Selling more than 100 million Galaxy S devices since launching the first model under the family moniker in 2010, Samsung has certainly taken advantage of Apple’s weak points. With the Galaxy S III beating out the iPhone 4S as the most popular handset in the world in the third quarter of 2012, it’s clear that the Korean manufacturer’s products are appealing to a larger audience than ever before. Combined with Sammy’s recent advertisements that liken the iPhone as a device for parents and late adopters, the company is feeding into the younger generation’s mindset.
Evidence of the Apple cool-off has been mounting in recent months, with the company’s stock settling around $500 after peaking over $700 at the time of the iPhone 5 launch, perhaps leaving some investors seeing Apple’s long-term prospects as bad and selling off their stock. Furthermore, the iPhone-maker shipped 26.9 million units during last year’s third quarter, while Samsung nearly doubled that number, shipping 56.9 million units, according to Strategy Analytics, most definitely a result of the Korean manufacturer’s wider range of products at various price points.

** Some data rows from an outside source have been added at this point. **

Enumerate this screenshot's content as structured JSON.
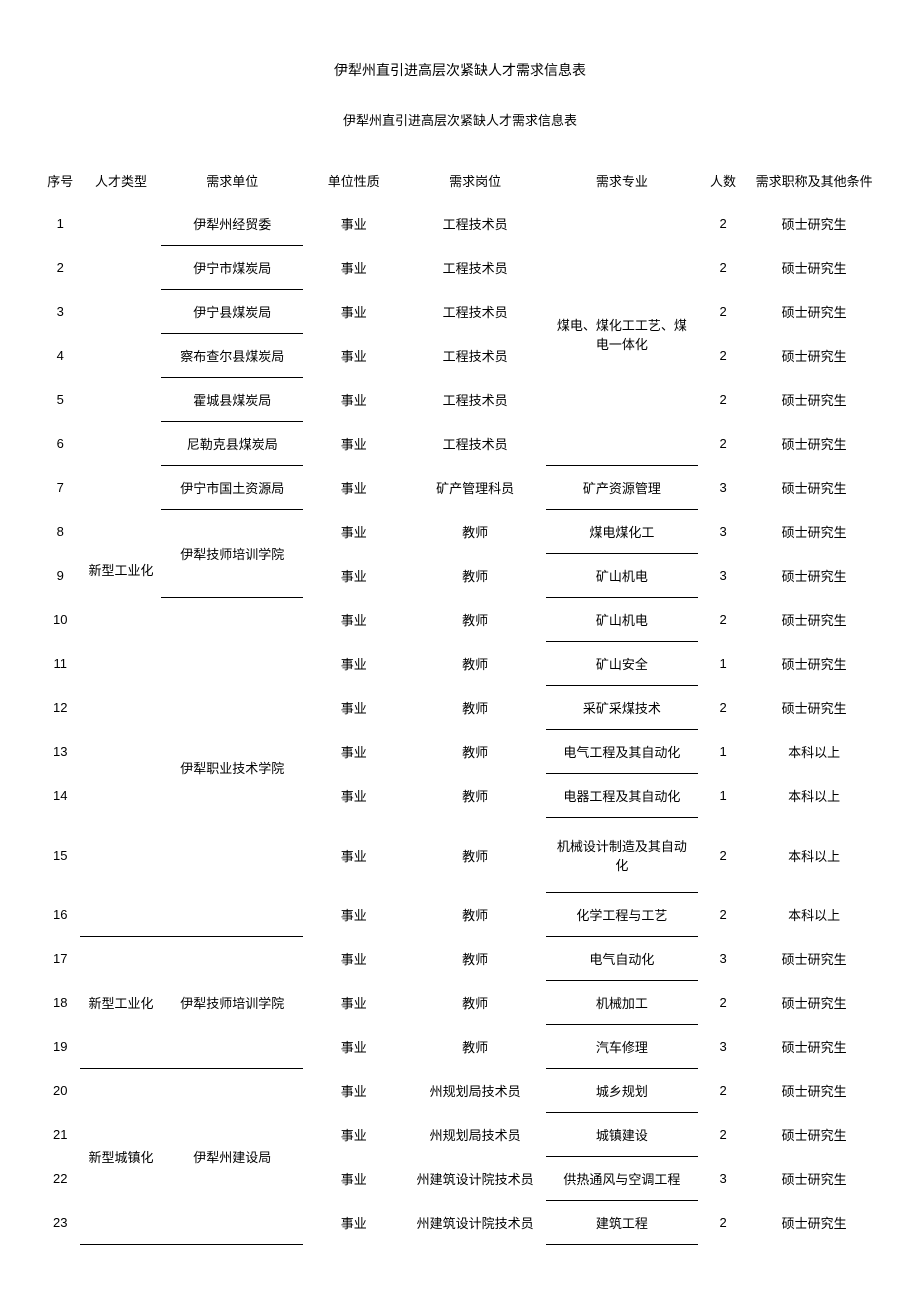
{
  "main_title": "伊犁州直引进高层次紧缺人才需求信息表",
  "sub_title": "伊犁州直引进高层次紧缺人才需求信息表",
  "headers": {
    "seq": "序号",
    "type": "人才类型",
    "unit": "需求单位",
    "nature": "单位性质",
    "position": "需求岗位",
    "major": "需求专业",
    "count": "人数",
    "condition": "需求职称及其他条件"
  },
  "type_groups": [
    {
      "type": "新型工业化",
      "row_start": 1,
      "row_end": 16,
      "label_row": 9
    },
    {
      "type": "新型工业化",
      "row_start": 17,
      "row_end": 19,
      "label_row": 18
    },
    {
      "type": "新型城镇化",
      "row_start": 20,
      "row_end": 23,
      "label_row": 22
    }
  ],
  "unit_groups": [
    {
      "unit": "伊犁州经贸委",
      "rows": [
        1
      ]
    },
    {
      "unit": "伊宁市煤炭局",
      "rows": [
        2
      ]
    },
    {
      "unit": "伊宁县煤炭局",
      "rows": [
        3
      ]
    },
    {
      "unit": "察布查尔县煤炭局",
      "rows": [
        4
      ]
    },
    {
      "unit": "霍城县煤炭局",
      "rows": [
        5
      ]
    },
    {
      "unit": "尼勒克县煤炭局",
      "rows": [
        6
      ]
    },
    {
      "unit": "伊宁市国土资源局",
      "rows": [
        7
      ]
    },
    {
      "unit": "伊犁技师培训学院",
      "rows": [
        8,
        9
      ],
      "label_between": true
    },
    {
      "unit": "伊犁职业技术学院",
      "rows": [
        10,
        11,
        12,
        13,
        14,
        15,
        16
      ],
      "label_between_rows": [
        13,
        14
      ]
    },
    {
      "unit": "伊犁技师培训学院",
      "rows": [
        17,
        18,
        19
      ],
      "label_row": 18
    },
    {
      "unit": "伊犁州建设局",
      "rows": [
        20,
        21,
        22,
        23
      ],
      "label_between_rows": [
        21,
        22
      ]
    }
  ],
  "major_groups": [
    {
      "major": "煤电、煤化工工艺、煤电一体化",
      "rows": [
        1,
        2,
        3,
        4,
        5,
        6
      ],
      "line1": "煤电、煤化工工艺、煤",
      "line2": "电一体化"
    }
  ],
  "rows": [
    {
      "seq": "1",
      "nature": "事业",
      "position": "工程技术员",
      "major": "",
      "count": "2",
      "condition": "硕士研究生"
    },
    {
      "seq": "2",
      "nature": "事业",
      "position": "工程技术员",
      "major": "",
      "count": "2",
      "condition": "硕士研究生"
    },
    {
      "seq": "3",
      "nature": "事业",
      "position": "工程技术员",
      "major": "煤电、煤化工工艺、煤",
      "count": "2",
      "condition": "硕士研究生"
    },
    {
      "seq": "4",
      "nature": "事业",
      "position": "工程技术员",
      "major": "电一体化",
      "count": "2",
      "condition": "硕士研究生"
    },
    {
      "seq": "5",
      "nature": "事业",
      "position": "工程技术员",
      "major": "",
      "count": "2",
      "condition": "硕士研究生"
    },
    {
      "seq": "6",
      "nature": "事业",
      "position": "工程技术员",
      "major": "",
      "count": "2",
      "condition": "硕士研究生"
    },
    {
      "seq": "7",
      "nature": "事业",
      "position": "矿产管理科员",
      "major": "矿产资源管理",
      "count": "3",
      "condition": "硕士研究生"
    },
    {
      "seq": "8",
      "nature": "事业",
      "position": "教师",
      "major": "煤电煤化工",
      "count": "3",
      "condition": "硕士研究生"
    },
    {
      "seq": "9",
      "nature": "事业",
      "position": "教师",
      "major": "矿山机电",
      "count": "3",
      "condition": "硕士研究生"
    },
    {
      "seq": "10",
      "nature": "事业",
      "position": "教师",
      "major": "矿山机电",
      "count": "2",
      "condition": "硕士研究生"
    },
    {
      "seq": "11",
      "nature": "事业",
      "position": "教师",
      "major": "矿山安全",
      "count": "1",
      "condition": "硕士研究生"
    },
    {
      "seq": "12",
      "nature": "事业",
      "position": "教师",
      "major": "采矿采煤技术",
      "count": "2",
      "condition": "硕士研究生"
    },
    {
      "seq": "13",
      "nature": "事业",
      "position": "教师",
      "major": "电气工程及其自动化",
      "count": "1",
      "condition": "本科以上"
    },
    {
      "seq": "14",
      "nature": "事业",
      "position": "教师",
      "major": "电器工程及其自动化",
      "count": "1",
      "condition": "本科以上"
    },
    {
      "seq": "15",
      "nature": "事业",
      "position": "教师",
      "major": "机械设计制造及其自动化",
      "count": "2",
      "condition": "本科以上"
    },
    {
      "seq": "16",
      "nature": "事业",
      "position": "教师",
      "major": "化学工程与工艺",
      "count": "2",
      "condition": "本科以上"
    },
    {
      "seq": "17",
      "nature": "事业",
      "position": "教师",
      "major": "电气自动化",
      "count": "3",
      "condition": "硕士研究生"
    },
    {
      "seq": "18",
      "nature": "事业",
      "position": "教师",
      "major": "机械加工",
      "count": "2",
      "condition": "硕士研究生"
    },
    {
      "seq": "19",
      "nature": "事业",
      "position": "教师",
      "major": "汽车修理",
      "count": "3",
      "condition": "硕士研究生"
    },
    {
      "seq": "20",
      "nature": "事业",
      "position": "州规划局技术员",
      "major": "城乡规划",
      "count": "2",
      "condition": "硕士研究生"
    },
    {
      "seq": "21",
      "nature": "事业",
      "position": "州规划局技术员",
      "major": "城镇建设",
      "count": "2",
      "condition": "硕士研究生"
    },
    {
      "seq": "22",
      "nature": "事业",
      "position": "州建筑设计院技术员",
      "major": "供热通风与空调工程",
      "count": "3",
      "condition": "硕士研究生"
    },
    {
      "seq": "23",
      "nature": "事业",
      "position": "州建筑设计院技术员",
      "major": "建筑工程",
      "count": "2",
      "condition": "硕士研究生"
    }
  ],
  "units_display": [
    "伊犁州经贸委",
    "伊宁市煤炭局",
    "伊宁县煤炭局",
    "察布查尔县煤炭局",
    "霍城县煤炭局",
    "尼勒克县煤炭局",
    "伊宁市国土资源局"
  ],
  "unit_8_9": "伊犁技师培训学院",
  "unit_10_16": "伊犁职业技术学院",
  "unit_17_19": "伊犁技师培训学院",
  "unit_20_23": "伊犁州建设局",
  "type_1_16": "新型工业化",
  "type_17_19": "新型工业化",
  "type_20_23": "新型城镇化"
}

As competitors continue to evolve their offerings, providing consumers with options that include entry-level devices at modest prices and high-end gadgets with matching price tags, Apple remains set in its ways, which, up until now, has proved successful. Unfortunately this doesn’t bode well for Apple, as more teens turn to Samsung and other Android-powered products, they are likely to stick with the Google operating system for years to come.
“Everything moves in cycles and you can’t rest on your past glory,” said Wells. “You’ve got to evolve to maintain relevance. Apple just needs to focus on innovation and teens will come back.”
With the entire U.S. smartphone market growing more each year, there is nothing but growth ahead of both iOS and Android, as well as other mobile platforms. However, whether one operating system will dominate that space remains to be seen. Either way, one thing is for certain: consumers are the winners here, as manufacturers will work harder to better their technology and hold the upper hand in the swelling smartphone and tablet market.